Knowledge is one of the most valuable resources in companies—and at the same time one of the most transient. A colleague spends years acquiring in-depth expertise in projects, gathering experience, and developing best practices. But what happens when this knowledge only exists in presentations, local folders, or in her own head?
This is precisely where a central problem of modern knowledge work lies: skills are built up individually, but are often only available to the company as a whole to a limited extent. Project knowledge disappears into folder structures, insights are reworked multiple times, and valuable experience is lost as soon as teams change.
This is where Mehr.Wiki comes in: an internal knowledge database that captures and bundles precisely this knowledge and makes it accessible to everyone—in a sustainable, structured, and future-proof way.
From individual knowledge to a shared resource
Mehr.Wiki is the internal knowledge platform of Mehr.Wert GmbH. Technically, it is based on MediaWiki, the open-source software that also underpins Wikipedia. However, it is not so much the technology that is important as the idea behind it: knowledge acquired by individual employees in projects, research, or training should not remain isolated. In Mehr.Wiki, it is stored in such a way that others can quickly find, understand, and reuse it—regardless of who originally developed it.
What content is included in Mehr.Wiki?
Mehr.Wiki contains content from a wide variety of technical contexts—from technical questions and methodological approaches to organizational topics. It is important to note that we deliberately avoid long, newly written “wiki articles” unless necessary. Instead, existing materials are entered in an accessible manner and briefly classified.
These include, for example, PDFs, presentations, Excel files, worksheets, and training materials. This creates a uniformly structured knowledge base from different sources that can be quickly used in everyday life.
Structure instead of knowledge silos
A central principle of Mehr.Wiki is a clear structure and taxonomy—and a deliberately streamlined approach to content. Instead of writing long texts or extensive editorial articles, existing media and materials are integrated simply, pragmatically, and as close as possible to their original form.

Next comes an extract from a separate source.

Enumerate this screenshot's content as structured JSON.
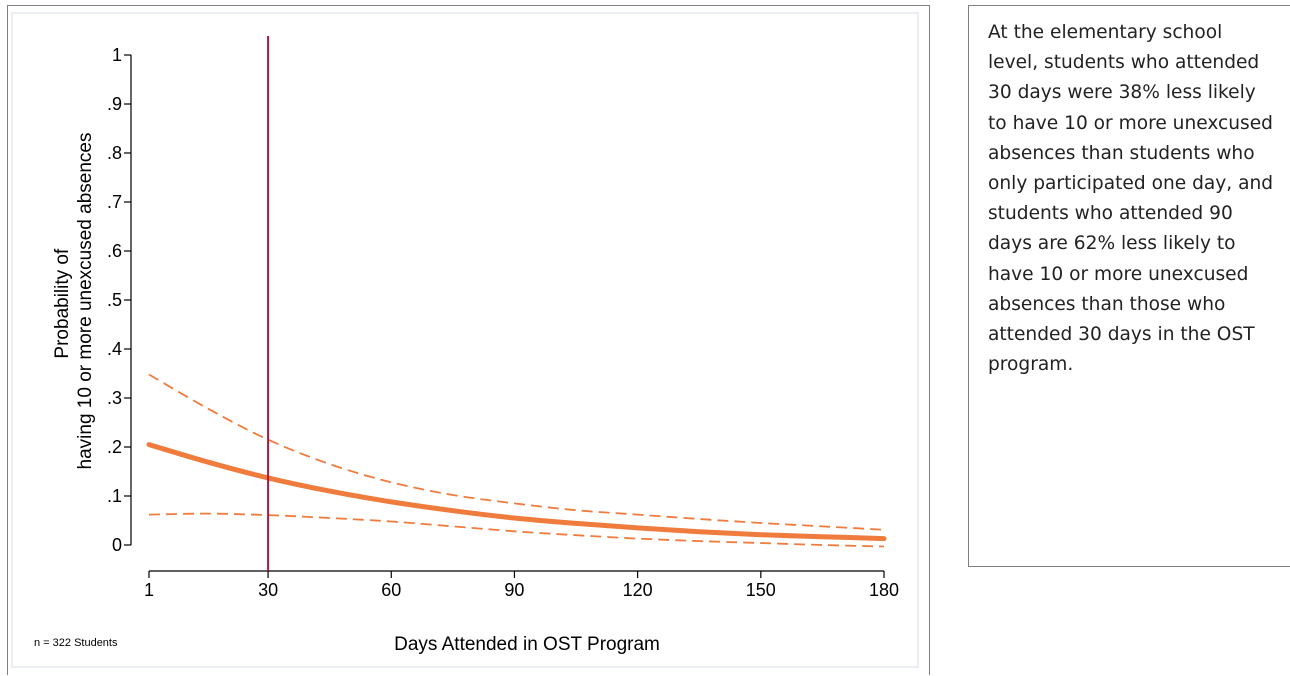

Documents, presentations, or working materials are stored in such a way that they can be found quickly and are clearly organized without being unnecessarily reworked. Categories and subcategories ensure that content is grouped thematically on overview pages.
The result: less maintenance, less duplication of work, and more transparency about what knowledge already exists in the company—and where it can be found.
In knowledge management in particular, it is clear time and again that less is often more. It is not the number of functions or perfectly crafted content that determines the success of a system, but its usability in everyday life. Low-threshold access, clear structures, and carefully selected, easily available tools lower the barrier to use – and ensure that knowledge is actually shared and developed further. This is precisely where the key to sustainable knowledge management lies.
AI-supported assistance with knowledge processing
To ensure that data entry remains fast, the tools used are embedded in a separate routine that serves as a content intake pipeline. This pipeline maps the entire process from reading and processing to storage in the wiki and makes it possible to collect and efficiently enter multiple documents.
We integrate commercially available API solutions for content processing: documents are analyzed automatically and provided with a short, compact summary. This mini-summary serves as an “introduction” so that colleagues can decide in seconds whether a document is relevant to them.
In this way, AI modules primarily support structure and orientation—not the rewriting of entire content. This keeps the effort low and makes knowledge management realistic in everyday work.
Robust, sustainable, and expandable
The most important sustainability factor of Mehr.Wiki is its suitability for everyday use: new content can be quickly added, updated, and sensibly categorized—without any major hurdles. It is precisely this low threshold that ensures that the wiki is actually used and continuously maintained, rather than becoming obsolete after a one-time “documentation phase.”
We support this technically through containerized operation. Existing content is retained during updates or restarts, and typical sources of error—such as special characters in file names or uploads that are too large—are reliably detected and communicated transparently. This ensures that Mehr.Wiki remains stable, expandable, and usable in the long term.
Looking ahead
Mehr.Wiki is not a completed project, but an ongoing process. We are gradually developing the structure, workflows, and automation—always with the goal of making knowledge easy to share and permanently available within the company. The experience and principles gained in the process can also be transferred to other organizations and contexts where sustainable knowledge management plays a central role.